The great storytelling sportscaster Red Barber once wrote a book titled: “1947, When all Hell Broke Loose in Baseball”. I’ve always wondered what year we would say all hell broke loose in baseball card collecting and to me, one the of the candidates would be 1979. Why 35 years ago? In terms of card collecting, 1979 was truly a year in which we started growing up as a hobby.
There were several important events in 1979. The first was the debut of the Beckett Baseball Annual Price Guide book or as it was then known, the Sport Americana Baseball Card Price Guide (it’s become a bit of a collector’s item. You can see one for sale here). This book was such a sensation at the time that a second volume had to be issued later that year. The edition with the white cover is far more difficult to obtain than the brown cover. Later that year, Dr. Beckett also produced his first football card price guide book as well as a baseball alphabetical checklist. That was quite a year for Dr. Beckett.
’79 was about the time we began to see an uptick in the general public’s interest in collecting. Sports had become an obsession and the growing number of card shows, publications and stories about the hobby in national media was starting to take off.
That year marked the creation and monthly publishing of Baseball Hobby News produced by Vivian and Frank Barning. BHN was unusual at the time because they were able to run more detailed hobby stories then what was running in either The Trader Speaks or Sports Collectors Digest. In the pre-internet era, a new, quality sports collecting publication was a huge deal.
The third other important hobby event was the first year of prices being updated monthly in Card Prices Update (CPU). CPU was such a sensation that the already booming card market now had monthly price guide updates to keep up with the exploding prices. In a timing similar to the gold and silver boom, the Bowman and early Topps card market was truly exploding as those collectors who no longer had those cards they had as a child were actively looking to replace them. My friend Mel Solomon once told me he and a fellow collecting friend set up a table of all 1950’s cards around that period, were charging “over book” and sold out their entire table by the end of the show. Yes, those cards were that popular.
But in addition to how hot the vintage card market was, the new card market was still easy to explain. You see, the conclusion of the suit against Topps still had a year to go and thus only Topps could issue licensed cards in the four major sports and they only produced one major set per sport. All four of those sets are reasonably available in the secondary market and at reasonable prices. And one of the keys to remember that is even ESPN, which today is ubiquitous in terms of sports coverage, did not even get on the air until near the end of 1979. Thus in many cases, baseball cards were still the best way to get to know a little about a player’s life and career if he wasn’t featured in some national publication.
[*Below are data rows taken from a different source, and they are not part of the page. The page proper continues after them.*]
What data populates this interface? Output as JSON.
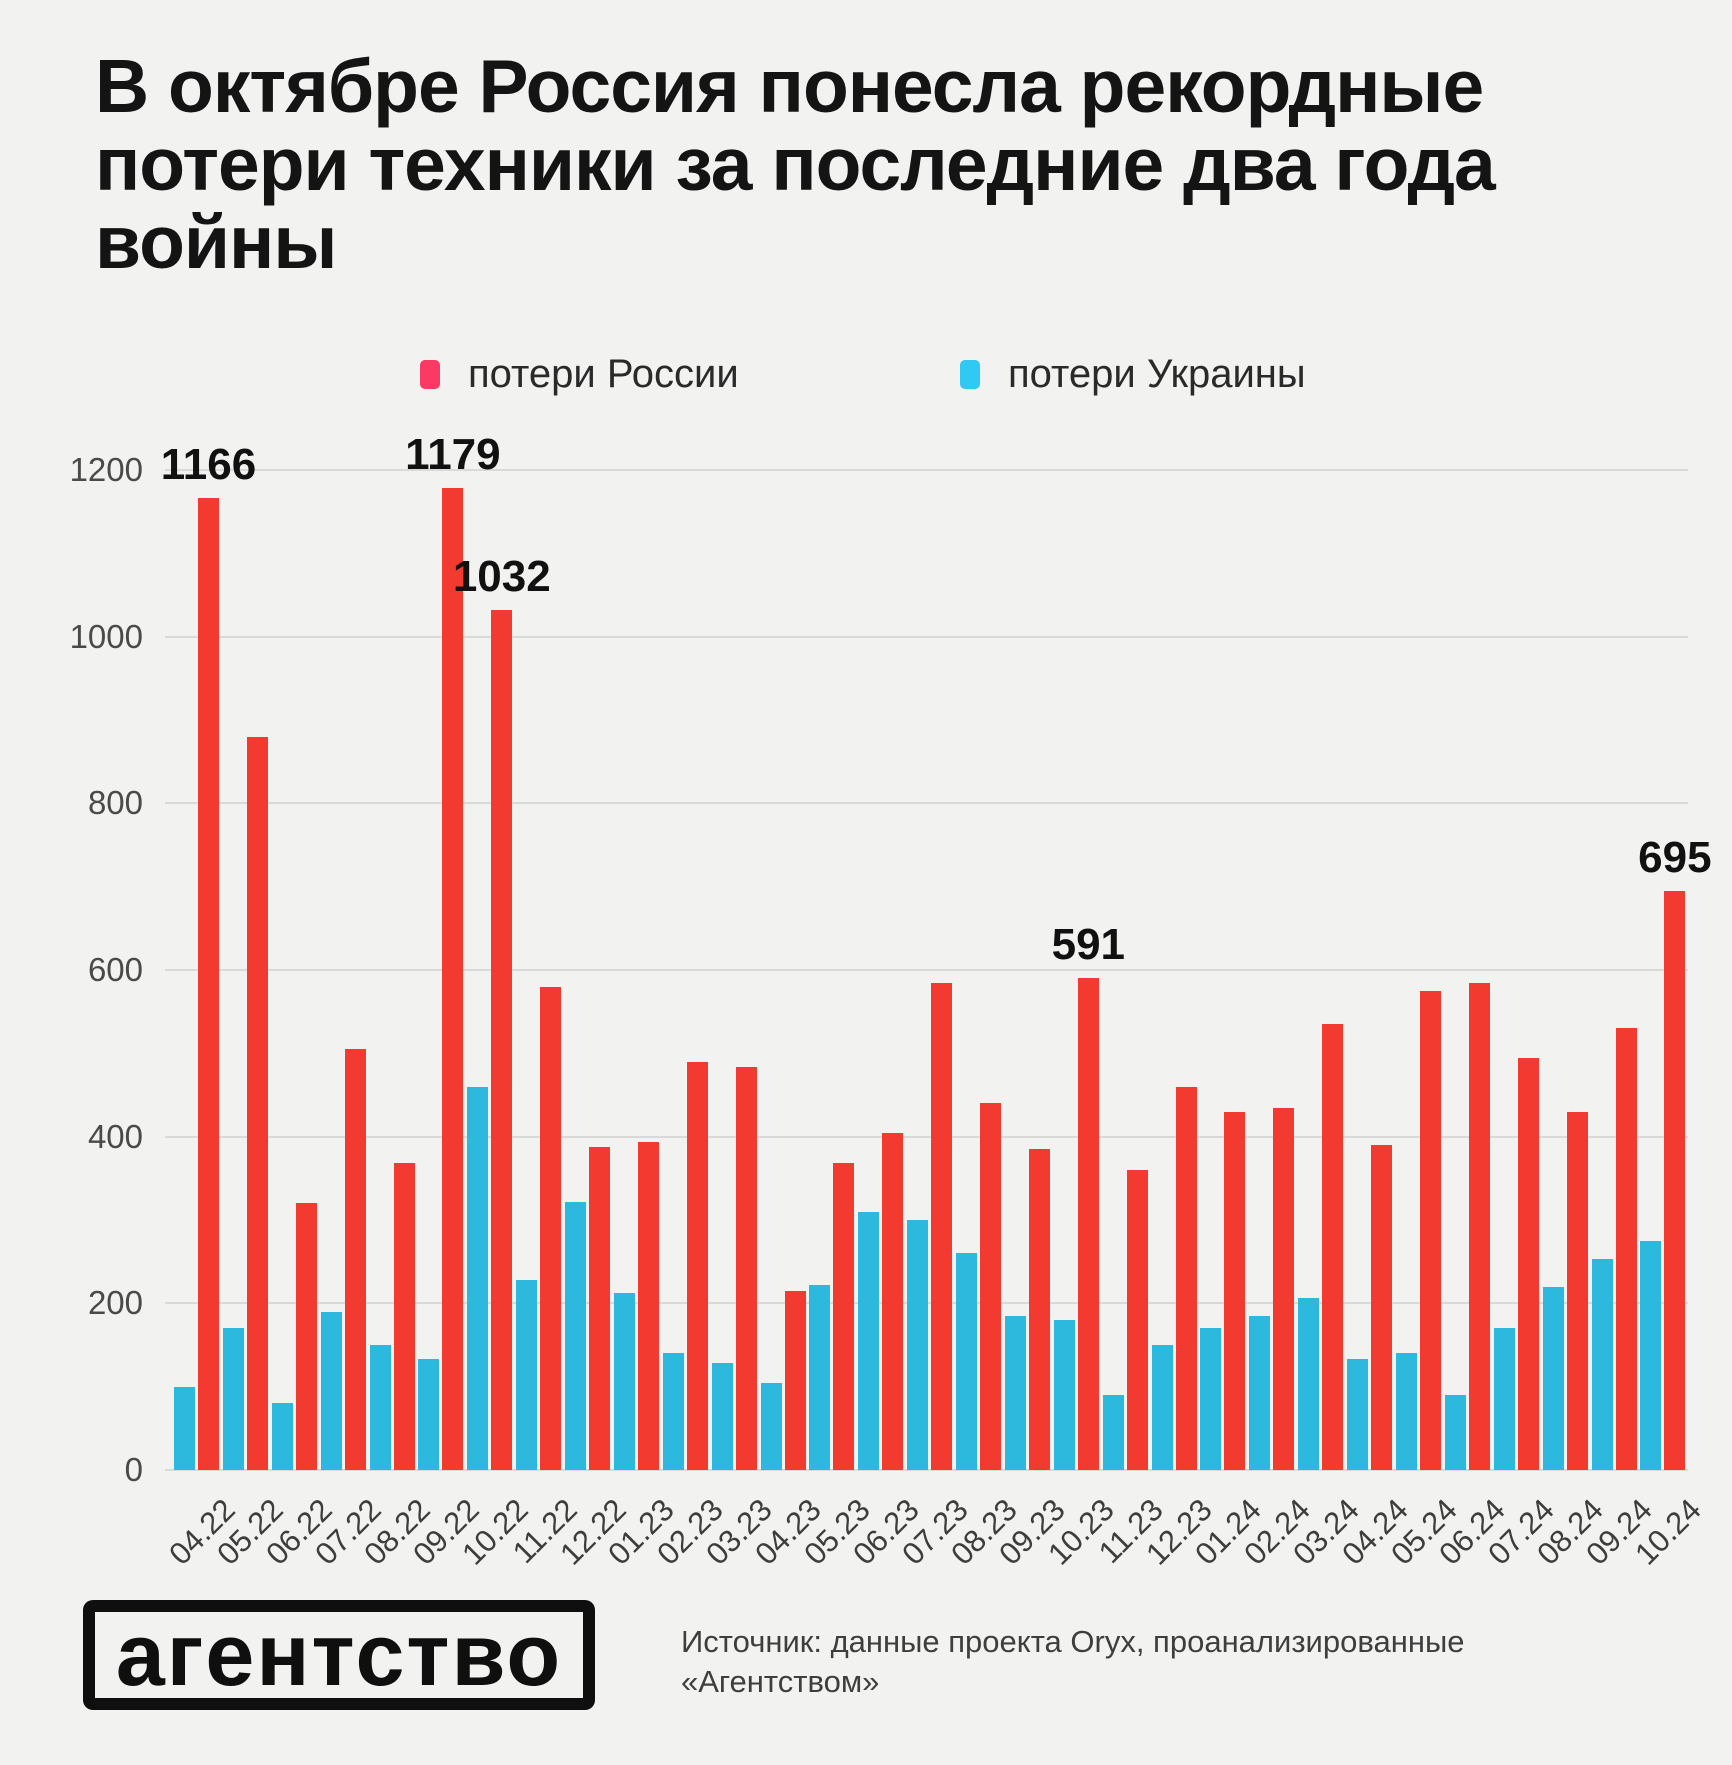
{
  "title": {
    "lines": [
      "В октябре Россия понесла рекордные",
      "потери техники за последние два года",
      "войны"
    ]
  },
  "legend": [
    {
      "label": "потери России",
      "color": "#fa3a64"
    },
    {
      "label": "потери Украины",
      "color": "#30c9f4"
    }
  ],
  "chart_data": {
    "type": "bar",
    "categories": [
      "04.22",
      "05.22",
      "06.22",
      "07.22",
      "08.22",
      "09.22",
      "10.22",
      "11.22",
      "12.22",
      "01.23",
      "02.23",
      "03.23",
      "04.23",
      "05.23",
      "06.23",
      "07.23",
      "08.23",
      "09.23",
      "10.23",
      "11.23",
      "12.23",
      "01.24",
      "02.24",
      "03.24",
      "04.24",
      "05.24",
      "06.24",
      "07.24",
      "08.24",
      "09.24",
      "10.24"
    ],
    "series": [
      {
        "name": "потери Украины",
        "color": "#2db9de",
        "values": [
          100,
          170,
          80,
          190,
          150,
          133,
          460,
          228,
          322,
          212,
          140,
          128,
          105,
          222,
          310,
          300,
          260,
          185,
          180,
          90,
          150,
          170,
          185,
          207,
          133,
          140,
          90,
          170,
          220,
          253,
          275
        ]
      },
      {
        "name": "потери России",
        "color": "#f23a30",
        "values": [
          1166,
          880,
          320,
          505,
          368,
          1179,
          1032,
          580,
          388,
          394,
          490,
          484,
          215,
          368,
          405,
          585,
          440,
          385,
          591,
          360,
          460,
          430,
          435,
          535,
          390,
          575,
          585,
          495,
          430,
          530,
          695
        ]
      }
    ],
    "annotations": [
      {
        "category": "04.22",
        "series": "потери России",
        "text": "1166"
      },
      {
        "category": "09.22",
        "series": "потери России",
        "text": "1179"
      },
      {
        "category": "10.22",
        "series": "потери России",
        "text": "1032"
      },
      {
        "category": "10.23",
        "series": "потери России",
        "text": "591"
      },
      {
        "category": "10.24",
        "series": "потери России",
        "text": "695"
      }
    ],
    "title": "В октябре Россия понесла рекордные потери техники за последние два года войны",
    "xlabel": "",
    "ylabel": "",
    "ylim": [
      0,
      1200
    ],
    "ytick_step": 200,
    "grid": "horizontal",
    "legend_position": "top"
  },
  "footer": {
    "logo": "агентство",
    "source_line1": "Источник: данные проекта Oryx, проанализированные",
    "source_line2": "«Агентством»"
  }
}
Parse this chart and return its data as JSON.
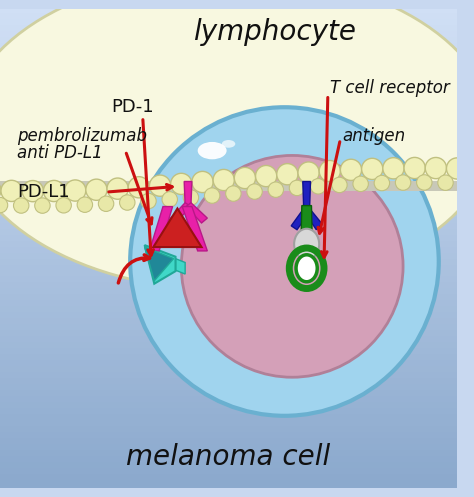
{
  "title": "lymphocyte",
  "bottom_label": "melanoma cell",
  "bg_color_top": "#c8d8f0",
  "bg_color_bottom": "#b0c4e0",
  "lymphocyte_outer_color": "#a0d4ee",
  "lymphocyte_outer_edge": "#6ab0d0",
  "lymphocyte_inner_color": "#d4a0b8",
  "lymphocyte_inner_edge": "#b08098",
  "melanoma_color": "#f8f8e0",
  "melanoma_edge": "#d0d0a0",
  "membrane_bead_outer": "#f0f0b8",
  "membrane_bead_inner": "#e8e8a8",
  "membrane_bead_outline": "#c0c080",
  "membrane_gray": "#c8c8b8",
  "pd1_teal": "#40d8c8",
  "pd1_teal_edge": "#20a898",
  "pd1_dark": "#208898",
  "pemb_magenta": "#e820a8",
  "pemb_magenta_edge": "#b81888",
  "pemb_red": "#cc2020",
  "pemb_red_edge": "#991010",
  "tcr_green": "#1a8c1a",
  "tcr_green_edge": "#0a5c0a",
  "antigen_navy": "#2020c0",
  "antigen_navy_edge": "#101090",
  "antigen_silver": "#d8d8d8",
  "antigen_silver_edge": "#a0a0a0",
  "arrow_color": "#cc1010",
  "text_color": "#111111",
  "label_pd1": "PD-1",
  "label_pembrolizumab": "pembrolizumab",
  "label_anti_pdl1": "anti PD-L1",
  "label_pdl1": "PD-L1",
  "label_tcr": "T cell receptor",
  "label_antigen": "antigen",
  "font_size_title": 20,
  "font_size_labels": 12,
  "font_size_bottom": 20
}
As for me, I did my first shows in 1979 and had no idea of what I was doing but had such a big inventory that I did fine at those Montclair State shows. I remember selling current year singles for two cents each in numerical order. Yes, in those days, we could sell commons and reasonably profitable at two cents each and it was worth taking table space to sell those cards. And I remember attending a bunch of card shows in New York City while I was attending college and spending good money. In those days, all shows were true adventures and one could always find bargains.